Les soins primaires sont depuis longtemps considérés comme la porte d’entrée du système de santé américain, en particulier pour les personnes âgées qui gèrent des maladies chroniques, des traitements médicamenteux et des soins préventifs. Une nouvelle étude publiée dans JAMA Health Forum suggère que cette porte s’ouvre moins souvent. Dans une étude transversale sérielle utilisant des données de réclamations et administratives de 2017 à 2023 chez les bénéficiaires de Medicare traditionnel, les chercheurs ont constaté que les taux de consultations et l’accès global aux soins primaires ont tous deux diminué sur la période.

L’étude portait sur 258 324 127 personnes-années et a montré que les taux de consultations de soins primaires sont passés de 2,54 consultations par personne-année en 2017 à 2,27 en 2023. La proportion de bénéficiaires ayant eu accès aux soins primaires a également baissé, de 61,9% à 59,8%. Ces évolutions peuvent sembler modestes sur le papier, mais à l’échelle de Medicare, elles représentent des millions de consultations manquées dans un système déjà sous pression en raison des pénuries de personnel, de l’évolution des pratiques et de la complexité administrative.

La télémédecine a aidé, mais n’a pas remplacé l’accès perdu

L’une des questions les plus suivies dans la médecine post-pandémie est de savoir si la télémédecine peut préserver l’accès lorsque les systèmes en présentiel sont sous tension. Les résultats ici suggèrent qu’elle a aidé certains patients, mais pas suffisamment pour inverser le déclin plus large. Les consultations virtuelles ont représenté 7% des consultations de soins primaires en 2023, et 14% des bénéficiaires ayant accédé aux soins primaires l’ont fait par télémédecine.

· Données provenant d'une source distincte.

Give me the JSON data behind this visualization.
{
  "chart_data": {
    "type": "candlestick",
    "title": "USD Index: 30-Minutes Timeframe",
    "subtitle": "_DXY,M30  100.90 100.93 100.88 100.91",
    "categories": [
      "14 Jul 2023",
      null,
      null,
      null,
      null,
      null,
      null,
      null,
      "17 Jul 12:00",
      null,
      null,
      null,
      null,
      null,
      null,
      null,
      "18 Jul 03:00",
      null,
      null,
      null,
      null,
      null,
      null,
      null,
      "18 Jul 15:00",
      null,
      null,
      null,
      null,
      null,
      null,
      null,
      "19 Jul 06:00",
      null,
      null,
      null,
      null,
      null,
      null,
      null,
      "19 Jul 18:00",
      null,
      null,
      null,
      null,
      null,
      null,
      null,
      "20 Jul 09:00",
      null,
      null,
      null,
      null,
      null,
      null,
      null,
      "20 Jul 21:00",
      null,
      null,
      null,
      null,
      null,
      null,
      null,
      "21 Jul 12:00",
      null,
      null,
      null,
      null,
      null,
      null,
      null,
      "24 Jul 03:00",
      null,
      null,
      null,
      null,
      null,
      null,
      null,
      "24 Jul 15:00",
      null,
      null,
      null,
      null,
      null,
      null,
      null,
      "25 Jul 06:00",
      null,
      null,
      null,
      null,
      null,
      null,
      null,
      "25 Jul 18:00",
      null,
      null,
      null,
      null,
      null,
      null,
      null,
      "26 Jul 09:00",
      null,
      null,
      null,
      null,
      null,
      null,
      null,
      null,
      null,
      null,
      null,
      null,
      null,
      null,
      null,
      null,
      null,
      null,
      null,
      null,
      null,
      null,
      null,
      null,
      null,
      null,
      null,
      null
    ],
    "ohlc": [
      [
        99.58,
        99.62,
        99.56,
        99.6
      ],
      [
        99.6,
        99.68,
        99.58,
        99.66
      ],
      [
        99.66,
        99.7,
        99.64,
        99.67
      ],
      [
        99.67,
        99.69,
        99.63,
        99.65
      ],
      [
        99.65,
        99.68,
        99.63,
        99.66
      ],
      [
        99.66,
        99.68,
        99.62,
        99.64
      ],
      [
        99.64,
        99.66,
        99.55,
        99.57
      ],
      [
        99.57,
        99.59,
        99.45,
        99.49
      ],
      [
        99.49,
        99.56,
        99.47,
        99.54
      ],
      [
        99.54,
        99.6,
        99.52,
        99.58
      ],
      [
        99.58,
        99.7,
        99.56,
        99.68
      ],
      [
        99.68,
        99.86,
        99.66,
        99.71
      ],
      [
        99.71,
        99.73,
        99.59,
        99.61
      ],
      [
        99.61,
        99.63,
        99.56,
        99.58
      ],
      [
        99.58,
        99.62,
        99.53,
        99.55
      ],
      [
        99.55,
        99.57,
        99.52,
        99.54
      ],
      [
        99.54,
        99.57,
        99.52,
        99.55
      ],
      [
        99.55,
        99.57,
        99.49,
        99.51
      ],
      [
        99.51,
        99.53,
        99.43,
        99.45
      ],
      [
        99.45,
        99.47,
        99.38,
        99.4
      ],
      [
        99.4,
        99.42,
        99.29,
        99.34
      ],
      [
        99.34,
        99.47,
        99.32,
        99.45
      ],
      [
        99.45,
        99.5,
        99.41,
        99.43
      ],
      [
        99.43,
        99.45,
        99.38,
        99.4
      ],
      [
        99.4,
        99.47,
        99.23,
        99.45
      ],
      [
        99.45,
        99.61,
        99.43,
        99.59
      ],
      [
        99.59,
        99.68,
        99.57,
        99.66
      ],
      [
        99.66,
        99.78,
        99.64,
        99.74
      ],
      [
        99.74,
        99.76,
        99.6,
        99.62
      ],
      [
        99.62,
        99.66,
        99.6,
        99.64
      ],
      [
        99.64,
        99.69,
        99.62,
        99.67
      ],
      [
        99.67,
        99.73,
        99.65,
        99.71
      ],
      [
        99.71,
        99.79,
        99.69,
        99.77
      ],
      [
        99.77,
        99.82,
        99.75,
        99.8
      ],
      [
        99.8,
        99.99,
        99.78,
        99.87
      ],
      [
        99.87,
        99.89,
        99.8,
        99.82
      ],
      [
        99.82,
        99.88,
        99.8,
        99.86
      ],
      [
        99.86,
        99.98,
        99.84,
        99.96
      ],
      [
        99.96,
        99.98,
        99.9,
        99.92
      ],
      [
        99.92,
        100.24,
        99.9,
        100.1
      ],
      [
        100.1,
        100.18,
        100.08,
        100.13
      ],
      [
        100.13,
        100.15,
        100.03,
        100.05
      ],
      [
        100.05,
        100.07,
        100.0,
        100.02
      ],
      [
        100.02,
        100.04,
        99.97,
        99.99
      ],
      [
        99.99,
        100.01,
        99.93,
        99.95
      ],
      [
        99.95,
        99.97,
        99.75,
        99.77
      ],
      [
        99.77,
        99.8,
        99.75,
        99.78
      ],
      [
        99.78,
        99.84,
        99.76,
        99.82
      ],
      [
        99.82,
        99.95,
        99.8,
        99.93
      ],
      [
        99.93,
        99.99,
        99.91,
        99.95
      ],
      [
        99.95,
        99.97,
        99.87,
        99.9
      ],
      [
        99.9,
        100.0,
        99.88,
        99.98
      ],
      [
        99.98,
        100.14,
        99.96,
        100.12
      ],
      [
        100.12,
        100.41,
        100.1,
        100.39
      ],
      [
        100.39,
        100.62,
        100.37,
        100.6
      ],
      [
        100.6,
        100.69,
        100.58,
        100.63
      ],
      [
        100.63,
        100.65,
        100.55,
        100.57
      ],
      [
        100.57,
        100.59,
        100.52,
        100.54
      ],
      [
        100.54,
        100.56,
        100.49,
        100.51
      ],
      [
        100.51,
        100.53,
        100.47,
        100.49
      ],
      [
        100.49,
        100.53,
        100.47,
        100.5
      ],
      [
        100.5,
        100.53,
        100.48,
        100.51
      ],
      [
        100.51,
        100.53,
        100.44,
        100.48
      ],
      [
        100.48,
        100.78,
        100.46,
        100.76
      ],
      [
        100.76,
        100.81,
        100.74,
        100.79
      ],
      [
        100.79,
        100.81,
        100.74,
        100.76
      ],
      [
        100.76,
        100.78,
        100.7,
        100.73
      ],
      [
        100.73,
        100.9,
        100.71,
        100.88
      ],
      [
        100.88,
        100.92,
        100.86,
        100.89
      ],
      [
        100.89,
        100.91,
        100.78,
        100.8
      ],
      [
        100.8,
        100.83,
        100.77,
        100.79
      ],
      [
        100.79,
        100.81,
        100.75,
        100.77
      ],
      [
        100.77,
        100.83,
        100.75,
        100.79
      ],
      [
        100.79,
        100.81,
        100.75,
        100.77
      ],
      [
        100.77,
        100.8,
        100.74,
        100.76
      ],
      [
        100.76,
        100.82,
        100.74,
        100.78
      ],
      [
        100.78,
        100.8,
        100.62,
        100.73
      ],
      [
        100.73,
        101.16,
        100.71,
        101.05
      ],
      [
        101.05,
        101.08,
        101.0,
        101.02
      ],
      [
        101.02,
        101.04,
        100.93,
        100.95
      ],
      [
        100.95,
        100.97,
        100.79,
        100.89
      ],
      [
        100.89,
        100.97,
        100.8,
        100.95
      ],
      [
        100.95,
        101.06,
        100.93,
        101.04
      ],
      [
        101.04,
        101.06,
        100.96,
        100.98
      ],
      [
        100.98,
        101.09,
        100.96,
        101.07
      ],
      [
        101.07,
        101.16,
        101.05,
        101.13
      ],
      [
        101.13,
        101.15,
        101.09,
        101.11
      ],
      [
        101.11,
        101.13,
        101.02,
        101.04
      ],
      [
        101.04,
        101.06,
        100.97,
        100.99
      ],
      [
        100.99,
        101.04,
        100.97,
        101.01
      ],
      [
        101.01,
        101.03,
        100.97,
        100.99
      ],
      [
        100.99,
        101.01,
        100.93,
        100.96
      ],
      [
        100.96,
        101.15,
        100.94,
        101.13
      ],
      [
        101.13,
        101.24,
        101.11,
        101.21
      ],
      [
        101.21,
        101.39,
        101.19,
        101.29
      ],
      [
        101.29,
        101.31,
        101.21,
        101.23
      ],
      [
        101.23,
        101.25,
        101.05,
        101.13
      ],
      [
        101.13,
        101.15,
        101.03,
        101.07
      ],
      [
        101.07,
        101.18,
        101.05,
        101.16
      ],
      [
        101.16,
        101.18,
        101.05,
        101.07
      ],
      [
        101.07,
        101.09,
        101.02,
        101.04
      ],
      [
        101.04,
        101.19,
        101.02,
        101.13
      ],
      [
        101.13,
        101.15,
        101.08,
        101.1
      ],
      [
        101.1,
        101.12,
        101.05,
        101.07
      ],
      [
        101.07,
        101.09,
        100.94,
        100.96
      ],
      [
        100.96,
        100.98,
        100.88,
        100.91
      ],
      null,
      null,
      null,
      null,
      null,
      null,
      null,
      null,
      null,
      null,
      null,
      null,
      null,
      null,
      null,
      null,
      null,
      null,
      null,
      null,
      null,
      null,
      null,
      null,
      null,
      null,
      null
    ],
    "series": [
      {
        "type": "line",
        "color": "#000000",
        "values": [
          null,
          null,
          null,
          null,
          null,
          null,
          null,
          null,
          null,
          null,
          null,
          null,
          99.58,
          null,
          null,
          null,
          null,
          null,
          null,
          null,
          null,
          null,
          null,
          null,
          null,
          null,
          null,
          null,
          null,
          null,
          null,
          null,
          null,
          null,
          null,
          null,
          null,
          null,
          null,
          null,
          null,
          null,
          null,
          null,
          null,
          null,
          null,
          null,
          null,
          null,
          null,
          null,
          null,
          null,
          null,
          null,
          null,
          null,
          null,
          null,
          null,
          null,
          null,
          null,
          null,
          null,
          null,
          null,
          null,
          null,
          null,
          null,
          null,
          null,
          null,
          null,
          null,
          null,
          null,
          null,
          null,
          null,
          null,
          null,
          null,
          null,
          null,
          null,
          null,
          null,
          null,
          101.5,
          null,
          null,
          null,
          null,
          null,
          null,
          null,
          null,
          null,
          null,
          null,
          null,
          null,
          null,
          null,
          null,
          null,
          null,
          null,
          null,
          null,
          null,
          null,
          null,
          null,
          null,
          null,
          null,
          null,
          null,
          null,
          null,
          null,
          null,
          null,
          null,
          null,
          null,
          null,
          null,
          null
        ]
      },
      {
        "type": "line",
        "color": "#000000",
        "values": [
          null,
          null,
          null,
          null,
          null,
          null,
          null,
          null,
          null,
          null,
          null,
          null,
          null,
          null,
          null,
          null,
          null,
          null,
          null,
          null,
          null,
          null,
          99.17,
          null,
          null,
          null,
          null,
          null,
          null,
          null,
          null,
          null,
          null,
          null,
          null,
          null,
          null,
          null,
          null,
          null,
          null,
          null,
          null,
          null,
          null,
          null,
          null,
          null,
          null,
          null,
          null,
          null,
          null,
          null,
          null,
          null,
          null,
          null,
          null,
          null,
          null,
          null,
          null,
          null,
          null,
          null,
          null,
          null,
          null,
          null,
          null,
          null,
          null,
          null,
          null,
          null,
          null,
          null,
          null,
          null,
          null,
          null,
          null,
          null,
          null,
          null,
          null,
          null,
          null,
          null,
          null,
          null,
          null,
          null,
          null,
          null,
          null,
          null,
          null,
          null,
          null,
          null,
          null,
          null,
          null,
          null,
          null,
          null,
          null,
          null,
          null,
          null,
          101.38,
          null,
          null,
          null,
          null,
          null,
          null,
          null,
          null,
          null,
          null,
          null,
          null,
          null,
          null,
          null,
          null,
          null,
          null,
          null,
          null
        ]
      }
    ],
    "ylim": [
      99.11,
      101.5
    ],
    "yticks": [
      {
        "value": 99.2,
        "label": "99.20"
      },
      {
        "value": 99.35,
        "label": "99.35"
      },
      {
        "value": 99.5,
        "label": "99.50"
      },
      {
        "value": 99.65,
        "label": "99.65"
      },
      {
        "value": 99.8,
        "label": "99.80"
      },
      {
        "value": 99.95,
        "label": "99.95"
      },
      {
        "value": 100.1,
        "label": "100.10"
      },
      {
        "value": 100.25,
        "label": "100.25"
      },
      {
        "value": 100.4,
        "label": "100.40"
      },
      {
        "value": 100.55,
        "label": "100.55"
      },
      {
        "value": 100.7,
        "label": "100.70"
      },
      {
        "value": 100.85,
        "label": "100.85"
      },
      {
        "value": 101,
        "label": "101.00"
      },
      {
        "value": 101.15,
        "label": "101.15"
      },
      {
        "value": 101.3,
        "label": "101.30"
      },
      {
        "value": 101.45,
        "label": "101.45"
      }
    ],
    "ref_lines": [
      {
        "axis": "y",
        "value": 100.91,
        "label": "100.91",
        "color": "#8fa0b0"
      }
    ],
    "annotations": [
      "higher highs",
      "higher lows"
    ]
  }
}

Ce point est important car la télémédecine est souvent présentée comme une solution générale aux problèmes d’accès. Cette analyse renvoie à une réalité plus étroite. Les soins virtuels font désormais partie de l’offre, mais restent un canal minoritaire pour les soins primaires dans Medicare. Ils peuvent réduire les frictions pour certains patients, notamment ceux confrontés à des obstacles de transport ou à une faible disponibilité locale de cliniciens, mais ils n’ont pas compensé l’érosion globale de l’accès observée pendant la période étudiée.